Jet impingement cooling has been intensively studied in the past by many authors because of its important application in the metallurgical industry; however, most of the experiments in the literature are at laboratory scale and, in some cases, not near industrial conditions. In this study, we performed cooling experiments near industrial conditions in a new experimental apparatus with a large nickel plate as test sample, which was heated until 850 ∘C before being cooled by a single circular water jet. Five experimental results are presented with different jet Reynolds numbers, from 9,800 to 120,000, obtained by varying the water flow rate and the nozzle diameter. The presented results are: temperature evolutions during cooling, dissipated heat flux (estimated by solving a 2D inverse heat conduction problem), transverse heat flux at the heat-exchanging surface, and the characteristics (position and velocity) of the rewetting and maximum cooling rate fronts.

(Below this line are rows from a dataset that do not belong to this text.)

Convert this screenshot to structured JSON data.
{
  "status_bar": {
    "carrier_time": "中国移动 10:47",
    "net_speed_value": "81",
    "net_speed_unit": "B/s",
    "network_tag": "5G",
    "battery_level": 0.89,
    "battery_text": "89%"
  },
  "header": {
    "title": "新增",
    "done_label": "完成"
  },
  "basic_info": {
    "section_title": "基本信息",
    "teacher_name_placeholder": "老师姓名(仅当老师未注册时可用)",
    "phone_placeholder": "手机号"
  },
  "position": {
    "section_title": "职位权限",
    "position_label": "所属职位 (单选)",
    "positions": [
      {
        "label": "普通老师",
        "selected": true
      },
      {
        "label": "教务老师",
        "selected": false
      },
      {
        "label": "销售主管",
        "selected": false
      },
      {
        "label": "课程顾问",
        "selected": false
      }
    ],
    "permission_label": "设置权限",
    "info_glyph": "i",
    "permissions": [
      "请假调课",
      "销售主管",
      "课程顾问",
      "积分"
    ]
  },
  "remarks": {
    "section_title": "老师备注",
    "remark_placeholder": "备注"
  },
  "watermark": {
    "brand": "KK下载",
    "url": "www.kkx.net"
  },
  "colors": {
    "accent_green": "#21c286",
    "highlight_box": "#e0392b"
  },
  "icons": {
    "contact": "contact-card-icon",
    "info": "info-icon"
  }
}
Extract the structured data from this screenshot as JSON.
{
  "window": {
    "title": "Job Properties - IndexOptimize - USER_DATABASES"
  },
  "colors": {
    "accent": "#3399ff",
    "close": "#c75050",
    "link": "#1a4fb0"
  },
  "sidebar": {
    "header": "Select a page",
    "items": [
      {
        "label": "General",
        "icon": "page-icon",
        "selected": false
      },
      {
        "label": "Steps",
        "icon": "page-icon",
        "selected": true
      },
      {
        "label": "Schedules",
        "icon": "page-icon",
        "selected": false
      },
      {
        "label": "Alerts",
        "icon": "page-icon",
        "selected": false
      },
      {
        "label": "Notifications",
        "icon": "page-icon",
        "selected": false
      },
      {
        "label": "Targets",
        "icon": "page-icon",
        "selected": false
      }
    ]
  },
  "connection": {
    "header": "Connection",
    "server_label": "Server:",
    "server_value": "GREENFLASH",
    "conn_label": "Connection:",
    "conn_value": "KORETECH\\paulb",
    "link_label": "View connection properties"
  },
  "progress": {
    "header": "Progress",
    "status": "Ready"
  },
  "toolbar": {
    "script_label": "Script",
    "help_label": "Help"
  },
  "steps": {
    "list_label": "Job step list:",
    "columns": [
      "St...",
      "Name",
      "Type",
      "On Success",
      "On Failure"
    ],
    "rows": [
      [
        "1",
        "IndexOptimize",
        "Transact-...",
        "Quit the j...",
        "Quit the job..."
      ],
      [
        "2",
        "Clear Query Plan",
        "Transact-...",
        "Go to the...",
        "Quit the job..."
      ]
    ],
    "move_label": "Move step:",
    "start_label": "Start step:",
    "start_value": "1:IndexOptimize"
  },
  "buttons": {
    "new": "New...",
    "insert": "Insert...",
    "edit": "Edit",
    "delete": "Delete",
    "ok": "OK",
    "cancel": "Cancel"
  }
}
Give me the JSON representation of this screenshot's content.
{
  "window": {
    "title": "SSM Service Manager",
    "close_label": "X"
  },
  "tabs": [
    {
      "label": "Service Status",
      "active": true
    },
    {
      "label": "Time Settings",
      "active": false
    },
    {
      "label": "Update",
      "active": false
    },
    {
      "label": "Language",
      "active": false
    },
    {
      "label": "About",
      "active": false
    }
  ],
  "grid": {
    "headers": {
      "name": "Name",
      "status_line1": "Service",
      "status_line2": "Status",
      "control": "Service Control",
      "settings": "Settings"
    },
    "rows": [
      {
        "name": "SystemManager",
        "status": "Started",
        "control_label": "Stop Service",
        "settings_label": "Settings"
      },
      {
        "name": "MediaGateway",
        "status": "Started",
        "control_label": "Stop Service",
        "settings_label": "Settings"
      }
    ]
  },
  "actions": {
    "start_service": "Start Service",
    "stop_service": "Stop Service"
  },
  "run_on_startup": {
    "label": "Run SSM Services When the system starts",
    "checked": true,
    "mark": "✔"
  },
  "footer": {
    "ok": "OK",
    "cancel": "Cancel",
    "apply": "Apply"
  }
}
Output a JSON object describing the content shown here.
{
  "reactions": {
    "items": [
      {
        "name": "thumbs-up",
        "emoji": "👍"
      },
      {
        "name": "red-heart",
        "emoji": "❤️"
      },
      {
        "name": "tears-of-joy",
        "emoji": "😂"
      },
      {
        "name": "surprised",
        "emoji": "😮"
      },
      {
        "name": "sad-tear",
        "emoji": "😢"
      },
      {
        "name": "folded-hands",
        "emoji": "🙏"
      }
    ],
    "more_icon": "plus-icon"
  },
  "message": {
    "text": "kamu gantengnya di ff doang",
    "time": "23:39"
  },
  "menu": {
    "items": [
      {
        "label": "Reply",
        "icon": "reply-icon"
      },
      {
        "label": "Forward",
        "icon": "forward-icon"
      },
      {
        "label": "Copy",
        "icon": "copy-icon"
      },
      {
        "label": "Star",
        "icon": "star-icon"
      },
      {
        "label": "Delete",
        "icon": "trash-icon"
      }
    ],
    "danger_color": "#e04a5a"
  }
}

The increase in the jet Reynolds number increased slightly the heat flux at the stagnation zone, but increased it substantially for positions farther from the impact location. The transverse heat flux increased with the passage of the rewetting front and then decreased, and its magnitude was practically the same regardless of the jet Reynolds number. The change in the nozzle diameter did not affect significantly the heat transfer nor the rewetting front growth, although the heat dissipation was slightly higher with the smaller nozzle, possibly because of the higher jet impact velocity. Finally, we compared the present results with some found in the literature in similar conditions, showing that laboratory experiments are valuable to provide detailed information, especially near the stagnation zone, but large-scale experiments allow obtaining macroscale data of the cooling process.